You will forget the 7-8% interest on FD, you will get up to 15% return on investment here!
Sanjeev Kumar December 27, 2025 11:22 PM

return of FD

In today's era, when most banks are able to give only 6 to 8 percent annual return on FD, then rising inflation is silently weakening the savings of common people. In such a situation, Infrastructure Investment Trusts i.e. InvITs have emerged as a strong option for investors who want not only safe but also better and regular income.

Market experts believe that by investing in the right InvIT, annual income ranging from 9 percent to 15 percent is possible. This is the reason why investors are now shifting from FD and savings accounts to these new options.

What are InvITs and how do they give returns?
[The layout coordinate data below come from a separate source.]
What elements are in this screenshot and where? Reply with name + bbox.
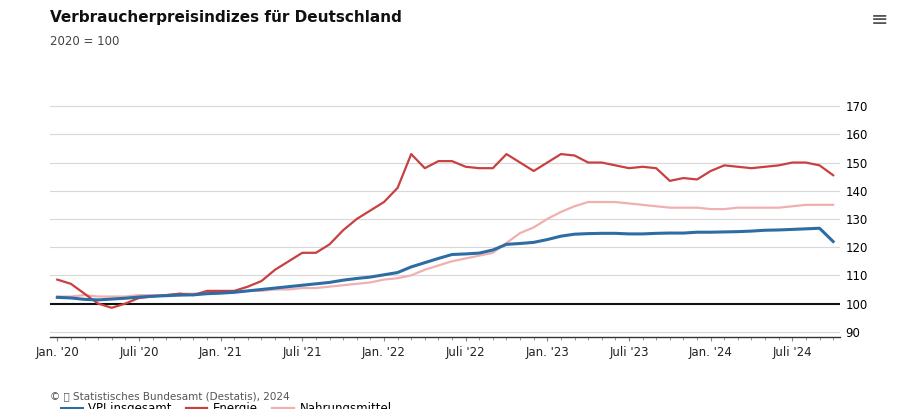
Legend: VPI insgesamt, Energie, Nahrungsmittel: VPI insgesamt, Energie, Nahrungsmittel: [56, 397, 397, 409]
Text: Verbraucherpreisindizes für Deutschland: Verbraucherpreisindizes für Deutschland: [50, 10, 402, 25]
Text: © 📊 Statistisches Bundesamt (Destatis), 2024: © 📊 Statistisches Bundesamt (Destatis), …: [50, 392, 290, 402]
Text: 2020 = 100: 2020 = 100: [50, 35, 120, 48]
Text: ≡: ≡: [871, 10, 889, 30]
InvITs are SEBI regulated trusts that invest in the country's essential infrastructure projects such as highways, power transmission lines, gas pipelines and toll roads. A large part of the income from these projects is distributed to investors. According to the rules, InvITs have to give at least 90 percent of their distributable income to unitholders every quarter. This is the reason why those who invest in them get regular and stable cash flow.

Powergrid Infra InvIT

Powergrid Infra InvIT is the first InvIT of the country, which was launched by the government company POWERGRID. It has fully operational power transmission projects, which operate on long-term contracts. In the current financial year, this InvIT has distributed about ₹ 12 per unit, which makes its yield more than 13 percent. This is considered a strong option for those looking for stable income.

IRB InvIT Fund

The focus of IRB InvIT Fund is on toll-based highway projects. It has many important road assets belonging to NHAI. This year this InvIT gave a dividend of around Rs 7.5 per unit, due to which the yield was around 13 percent. However, the level of debt is a bit high, so it is important to understand the risk before investing.
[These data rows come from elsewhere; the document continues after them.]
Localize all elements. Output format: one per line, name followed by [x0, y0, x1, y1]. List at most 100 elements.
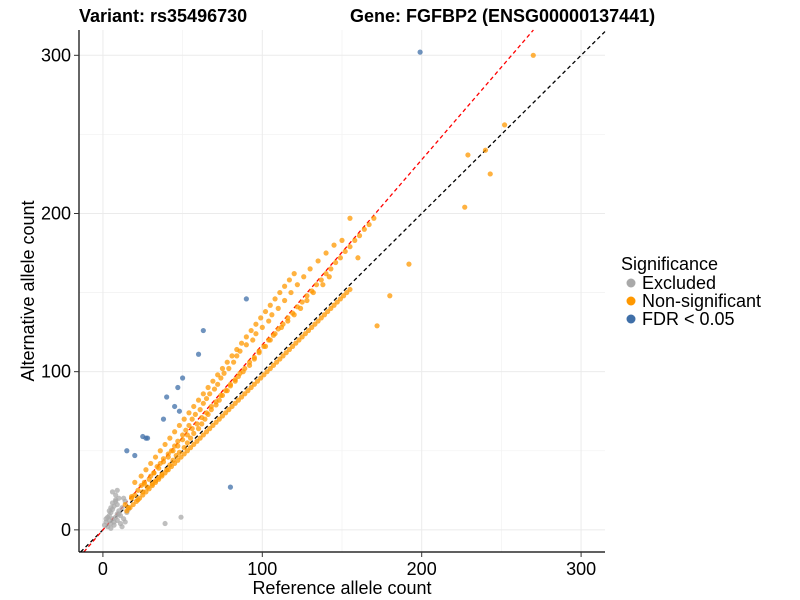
point-non-significant — [234, 346, 240, 353]
point-non-significant — [309, 288, 315, 294]
point-non-significant — [207, 426, 213, 432]
point-non-significant — [199, 414, 205, 421]
point-non-significant — [211, 386, 218, 392]
point-non-significant — [277, 289, 283, 296]
point-non-significant — [266, 318, 272, 324]
point-non-significant — [200, 391, 206, 397]
point-non-significant — [213, 399, 219, 405]
point-excluded — [114, 487, 120, 493]
point-non-significant — [192, 411, 198, 417]
point-non-significant — [286, 346, 292, 353]
point-non-significant — [270, 362, 277, 368]
point-non-significant — [234, 353, 240, 359]
point-non-significant — [256, 348, 262, 354]
point-non-significant — [337, 255, 344, 261]
point-non-significant — [130, 501, 136, 508]
point-non-significant — [199, 421, 205, 427]
point-non-significant — [187, 435, 194, 441]
point-non-significant — [221, 370, 227, 376]
point-non-significant — [132, 479, 138, 485]
point-non-significant — [172, 429, 178, 435]
point-non-significant — [136, 495, 143, 501]
point-non-significant — [347, 244, 353, 250]
point-non-significant — [238, 394, 245, 400]
point-non-significant — [293, 340, 299, 346]
point-excluded — [178, 514, 184, 520]
point-non-significant — [180, 437, 186, 443]
point-fdr-0-05 — [172, 403, 178, 410]
point-non-significant — [465, 152, 471, 158]
point-non-significant — [291, 271, 297, 277]
point-non-significant — [313, 282, 320, 288]
y-axis: 0 100 200 300 — [41, 45, 79, 540]
point-non-significant — [238, 340, 245, 346]
point-non-significant — [122, 501, 128, 508]
point-non-significant — [361, 226, 367, 232]
point-non-significant — [203, 410, 210, 416]
point-non-significant — [267, 302, 273, 308]
point-non-significant — [318, 315, 324, 321]
point-non-significant — [237, 370, 243, 376]
point-non-significant — [248, 327, 254, 334]
point-non-significant — [530, 52, 536, 58]
point-non-significant — [200, 400, 206, 406]
point-non-significant — [321, 312, 328, 318]
point-excluded — [119, 505, 125, 511]
point-non-significant — [162, 470, 168, 476]
point-fdr-0-05 — [176, 408, 183, 414]
point-non-significant — [253, 331, 259, 337]
point-non-significant — [258, 315, 264, 321]
point-non-significant — [248, 384, 254, 391]
point-non-significant — [178, 454, 184, 460]
point-non-significant — [280, 353, 286, 359]
point-non-significant — [304, 297, 310, 304]
x-axis-title: Reference allele count — [252, 578, 431, 598]
point-non-significant — [285, 315, 291, 321]
point-non-significant — [264, 369, 270, 375]
point-non-significant — [309, 324, 315, 330]
point-non-significant — [328, 266, 334, 272]
point-fdr-0-05 — [180, 375, 186, 381]
point-non-significant — [275, 326, 281, 332]
point-non-significant — [223, 388, 229, 394]
point-non-significant — [259, 324, 265, 330]
point-non-significant — [157, 448, 163, 454]
point-non-significant — [219, 413, 226, 419]
point-non-significant — [162, 441, 168, 448]
point-fdr-0-05 — [124, 448, 130, 454]
point-non-significant — [340, 293, 347, 299]
point-non-significant — [191, 430, 197, 436]
point-non-significant — [176, 449, 183, 455]
point-non-significant — [315, 258, 321, 264]
point-fdr-0-05 — [195, 351, 202, 357]
point-excluded — [119, 524, 125, 530]
point-non-significant — [191, 441, 197, 448]
point-excluded — [111, 522, 117, 528]
point-non-significant — [406, 261, 412, 267]
point-non-significant — [194, 421, 200, 427]
point-non-significant — [333, 259, 339, 266]
point-non-significant — [270, 332, 277, 338]
point-non-significant — [296, 337, 302, 343]
point-non-significant — [160, 459, 167, 465]
point-fdr-0-05 — [164, 394, 170, 400]
point-non-significant — [205, 384, 211, 391]
point-non-significant — [251, 381, 257, 387]
point-non-significant — [216, 416, 222, 422]
point-non-significant — [146, 476, 152, 482]
reference-line-identity — [80, 31, 606, 553]
point-non-significant — [135, 487, 141, 493]
legend-title: Significance — [621, 254, 718, 274]
point-excluded — [113, 497, 119, 503]
point-fdr-0-05 — [200, 327, 206, 334]
point-non-significant — [232, 400, 238, 406]
point-non-significant — [191, 403, 197, 410]
chart-title-variant: Variant: rs35496730 — [79, 6, 247, 26]
point-non-significant — [184, 432, 190, 438]
point-non-significant — [138, 473, 144, 479]
point-non-significant — [462, 204, 468, 210]
point-non-significant — [149, 482, 155, 489]
point-excluded — [109, 489, 116, 495]
point-non-significant — [342, 248, 348, 255]
point-non-significant — [304, 293, 310, 299]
India Infrastructure Trust

If an investor wants a stake in the gas sector, then India Infrastructure Trust can be an option. Its main asset is the natural gas transportation pipeline. This InvIT has distributed more than Rs 15 per unit, which shows a yield of about 14 percent. However, due to high valuation, it is better to invest in it wisely.

Capital Infra Trust

Capital Infra Trust focuses on national and regional highway projects. Even though the unit price may have been under pressure in recent months, with a dividend of more than Rs 30 per unit, it is appealing to investors who prefer regular income over capital gains. InvITs can give higher returns than FDs, but they also have risks. It is very important to understand the risks associated with leverage, asset quality and sector. With a long-term perspective and proper selection, InvITs can become a strong source of income in your portfolio.